Anthranilamide
- Names: Preferred IUPAC name 2-Aminobenzamide

Identifiers
- CAS Number: 88-68-6;
- 3D model (JSmol): Interactive image;
- ChEBI: CHEBI:193638;
- ChEMBL: ChEMBL43175;
- ChemSpider: 10298355;
- ECHA InfoCard: 100.001.683
- EC Number: 201-851-2;
- PubChem CID: 6942;
- UNII: Q1M2WEK6VA;
- CompTox Dashboard (EPA): DTXSID2021789 ;

Properties
- Chemical formula: C_{7}H_{8}N_{2}O
- Molar mass: 136.154 g·mol^{−1}
- Appearance: white or yellow solid
- Odor: odorless
- Density: 1.17 g/cm^{3}
- Melting point: 111 to 113 °C (232 to 235 °F; 384 to 386 K)
- Boiling point: 300 °C (572 °F; 573 K)
- Solubility in water: 5 g/L (20 °C)
- Solubility: very soluble in ethyl acetate soluble in hot water, ethanol slightly soluble in diethyl ether, benzene
- Hazards: GHS labelling:
- Pictograms: GHS05: Corrosive
- Signal word: Danger
- Hazard statements: H318
- Precautionary statements: P280, P305+P351+P338, P310

= Anthranilamide =

Anthranilamide is a chemical compound of the group of amides.

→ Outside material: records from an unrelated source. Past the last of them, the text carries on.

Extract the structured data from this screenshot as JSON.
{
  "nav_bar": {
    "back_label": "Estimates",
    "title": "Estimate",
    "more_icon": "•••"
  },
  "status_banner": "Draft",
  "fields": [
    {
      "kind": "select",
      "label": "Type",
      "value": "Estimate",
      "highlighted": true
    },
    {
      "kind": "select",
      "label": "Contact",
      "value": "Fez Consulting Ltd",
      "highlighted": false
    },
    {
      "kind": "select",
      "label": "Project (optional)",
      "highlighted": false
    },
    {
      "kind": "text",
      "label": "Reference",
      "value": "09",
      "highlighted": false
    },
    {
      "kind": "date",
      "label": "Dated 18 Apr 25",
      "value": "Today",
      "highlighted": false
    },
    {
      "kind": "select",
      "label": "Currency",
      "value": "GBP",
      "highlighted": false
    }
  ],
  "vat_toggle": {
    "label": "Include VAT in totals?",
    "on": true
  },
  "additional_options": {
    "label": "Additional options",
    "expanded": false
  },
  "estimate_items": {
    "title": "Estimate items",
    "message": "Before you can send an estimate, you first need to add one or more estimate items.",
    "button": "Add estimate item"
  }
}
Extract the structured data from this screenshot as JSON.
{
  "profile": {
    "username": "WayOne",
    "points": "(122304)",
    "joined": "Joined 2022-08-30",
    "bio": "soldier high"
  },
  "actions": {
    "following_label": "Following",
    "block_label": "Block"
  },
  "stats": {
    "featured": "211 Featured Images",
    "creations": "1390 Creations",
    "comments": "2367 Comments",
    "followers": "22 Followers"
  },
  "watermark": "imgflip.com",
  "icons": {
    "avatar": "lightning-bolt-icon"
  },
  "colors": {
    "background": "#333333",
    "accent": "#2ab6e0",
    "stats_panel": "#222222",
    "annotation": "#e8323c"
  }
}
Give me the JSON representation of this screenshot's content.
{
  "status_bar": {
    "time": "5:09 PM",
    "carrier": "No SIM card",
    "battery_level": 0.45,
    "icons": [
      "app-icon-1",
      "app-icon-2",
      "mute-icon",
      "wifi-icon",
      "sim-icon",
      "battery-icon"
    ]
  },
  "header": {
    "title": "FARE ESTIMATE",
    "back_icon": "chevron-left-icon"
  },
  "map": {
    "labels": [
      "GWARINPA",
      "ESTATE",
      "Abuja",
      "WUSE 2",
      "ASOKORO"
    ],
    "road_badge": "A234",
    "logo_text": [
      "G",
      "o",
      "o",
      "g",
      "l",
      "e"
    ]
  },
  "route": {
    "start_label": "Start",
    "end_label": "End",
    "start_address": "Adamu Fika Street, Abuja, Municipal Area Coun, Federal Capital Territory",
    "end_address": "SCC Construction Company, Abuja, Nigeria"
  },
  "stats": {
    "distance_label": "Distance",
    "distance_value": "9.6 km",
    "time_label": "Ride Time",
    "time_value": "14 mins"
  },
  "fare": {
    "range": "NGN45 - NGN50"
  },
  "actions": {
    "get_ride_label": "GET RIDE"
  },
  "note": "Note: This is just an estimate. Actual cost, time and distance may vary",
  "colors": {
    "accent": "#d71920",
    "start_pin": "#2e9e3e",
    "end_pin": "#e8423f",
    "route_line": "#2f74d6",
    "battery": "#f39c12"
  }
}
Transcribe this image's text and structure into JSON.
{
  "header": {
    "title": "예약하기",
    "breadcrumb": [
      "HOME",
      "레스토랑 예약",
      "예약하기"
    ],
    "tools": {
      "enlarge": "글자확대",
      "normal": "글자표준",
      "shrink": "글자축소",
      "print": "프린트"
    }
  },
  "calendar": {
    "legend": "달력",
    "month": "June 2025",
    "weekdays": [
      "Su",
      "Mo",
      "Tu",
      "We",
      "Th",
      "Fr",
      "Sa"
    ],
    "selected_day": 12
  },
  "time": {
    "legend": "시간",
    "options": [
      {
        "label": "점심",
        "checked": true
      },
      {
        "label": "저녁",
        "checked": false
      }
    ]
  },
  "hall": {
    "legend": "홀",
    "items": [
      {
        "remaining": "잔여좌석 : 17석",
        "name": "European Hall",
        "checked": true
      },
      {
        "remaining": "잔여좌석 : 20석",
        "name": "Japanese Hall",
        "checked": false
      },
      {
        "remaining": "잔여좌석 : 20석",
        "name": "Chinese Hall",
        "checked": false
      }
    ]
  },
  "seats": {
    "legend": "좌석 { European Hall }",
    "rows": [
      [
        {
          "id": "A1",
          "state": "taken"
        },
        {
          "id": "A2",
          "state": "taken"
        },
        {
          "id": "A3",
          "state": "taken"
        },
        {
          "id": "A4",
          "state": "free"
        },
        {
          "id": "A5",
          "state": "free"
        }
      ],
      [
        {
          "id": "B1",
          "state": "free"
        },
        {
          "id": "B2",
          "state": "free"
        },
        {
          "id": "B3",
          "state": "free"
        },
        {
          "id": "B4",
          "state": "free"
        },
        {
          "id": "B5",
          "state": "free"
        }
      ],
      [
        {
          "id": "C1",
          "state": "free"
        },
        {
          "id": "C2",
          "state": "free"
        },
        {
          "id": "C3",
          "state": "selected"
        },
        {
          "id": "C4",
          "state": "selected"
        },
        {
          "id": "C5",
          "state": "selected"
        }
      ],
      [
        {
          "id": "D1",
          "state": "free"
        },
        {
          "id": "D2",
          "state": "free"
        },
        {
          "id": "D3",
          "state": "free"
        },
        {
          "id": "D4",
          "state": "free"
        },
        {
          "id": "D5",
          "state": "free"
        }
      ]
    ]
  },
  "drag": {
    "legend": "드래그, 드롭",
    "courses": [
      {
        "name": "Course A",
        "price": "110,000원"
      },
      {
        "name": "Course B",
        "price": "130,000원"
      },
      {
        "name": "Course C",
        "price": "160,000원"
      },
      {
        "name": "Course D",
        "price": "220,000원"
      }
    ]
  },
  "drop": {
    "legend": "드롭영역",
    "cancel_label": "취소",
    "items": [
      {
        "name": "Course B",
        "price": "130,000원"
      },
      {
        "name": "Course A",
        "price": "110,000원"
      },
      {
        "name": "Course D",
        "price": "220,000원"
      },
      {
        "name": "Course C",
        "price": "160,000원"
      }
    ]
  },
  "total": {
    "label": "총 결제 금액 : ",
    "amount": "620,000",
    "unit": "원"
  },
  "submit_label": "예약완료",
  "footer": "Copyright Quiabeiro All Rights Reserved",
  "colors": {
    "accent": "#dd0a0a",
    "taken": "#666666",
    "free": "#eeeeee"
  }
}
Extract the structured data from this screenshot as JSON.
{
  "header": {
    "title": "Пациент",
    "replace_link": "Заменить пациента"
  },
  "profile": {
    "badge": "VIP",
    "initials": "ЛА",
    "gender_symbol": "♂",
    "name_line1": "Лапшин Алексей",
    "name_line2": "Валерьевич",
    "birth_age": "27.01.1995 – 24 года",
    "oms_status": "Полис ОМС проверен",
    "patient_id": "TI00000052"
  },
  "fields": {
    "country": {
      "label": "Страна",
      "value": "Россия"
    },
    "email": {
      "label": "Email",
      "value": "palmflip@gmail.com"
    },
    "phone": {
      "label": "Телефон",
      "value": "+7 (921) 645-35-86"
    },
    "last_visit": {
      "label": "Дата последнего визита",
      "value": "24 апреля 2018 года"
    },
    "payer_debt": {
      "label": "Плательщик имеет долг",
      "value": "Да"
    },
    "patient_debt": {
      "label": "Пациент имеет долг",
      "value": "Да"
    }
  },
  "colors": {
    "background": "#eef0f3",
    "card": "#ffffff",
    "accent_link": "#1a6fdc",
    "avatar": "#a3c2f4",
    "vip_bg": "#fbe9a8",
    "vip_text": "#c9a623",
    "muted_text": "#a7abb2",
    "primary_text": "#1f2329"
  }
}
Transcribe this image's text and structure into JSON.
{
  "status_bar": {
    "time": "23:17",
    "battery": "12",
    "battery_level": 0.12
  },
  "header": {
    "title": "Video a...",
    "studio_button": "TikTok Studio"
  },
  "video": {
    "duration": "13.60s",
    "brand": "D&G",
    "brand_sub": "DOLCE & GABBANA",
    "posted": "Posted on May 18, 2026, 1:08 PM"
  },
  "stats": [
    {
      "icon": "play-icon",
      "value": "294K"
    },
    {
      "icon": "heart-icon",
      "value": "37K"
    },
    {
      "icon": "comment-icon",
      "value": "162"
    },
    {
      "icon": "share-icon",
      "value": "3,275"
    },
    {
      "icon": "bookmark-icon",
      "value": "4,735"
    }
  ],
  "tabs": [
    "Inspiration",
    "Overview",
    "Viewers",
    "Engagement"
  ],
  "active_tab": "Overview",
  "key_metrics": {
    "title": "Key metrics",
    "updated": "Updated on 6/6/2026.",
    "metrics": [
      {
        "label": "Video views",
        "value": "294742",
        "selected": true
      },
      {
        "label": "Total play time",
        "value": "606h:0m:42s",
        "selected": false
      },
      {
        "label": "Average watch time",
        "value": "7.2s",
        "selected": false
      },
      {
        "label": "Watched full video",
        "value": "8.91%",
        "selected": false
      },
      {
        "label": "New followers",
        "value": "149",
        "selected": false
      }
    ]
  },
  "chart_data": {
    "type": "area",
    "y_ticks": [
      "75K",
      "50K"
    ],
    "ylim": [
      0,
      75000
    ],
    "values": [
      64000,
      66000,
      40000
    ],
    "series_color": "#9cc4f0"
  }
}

== Synthesis and production ==
Anthranilamide can be obtained by reacting ammonia, ammonium carbonate and ammonium chloride with isatoic anhydride.

== Properties ==
Anthranilamide is a flammable, flame-retardant, crystalline, colorless to yellowish, odorless solid that is poorly soluble in water.

== Use ==
Anthranilamide is used as an acetaldehyde scavenger in PET bottles for water. It is not required for sweet beverages, juices and beer, as the concentration of acetaldehyde in the bevereage is higher than what might migrate from the PET. Anthranilamide is also for non-selective, efficient fluorescence labeling of glycans. It is also used as an intermediate for dyes, pharmaceuticals, blowing agents and other chemicals. In lubricating oils for engines, it prevents copper and magnesium corrosion.

U-29409

1-Naphthaldehyde [66-77-3] is reacted with anthranilamide to give a 75% yield of U-29409 [31785-60-1]. This antispermatogenic agent also has antiarthritic properties.

NP-101A [33809-77-7] i.e. 2-(Acetylamino)benzamide is isolated from Streptomyces aurantiogriseus.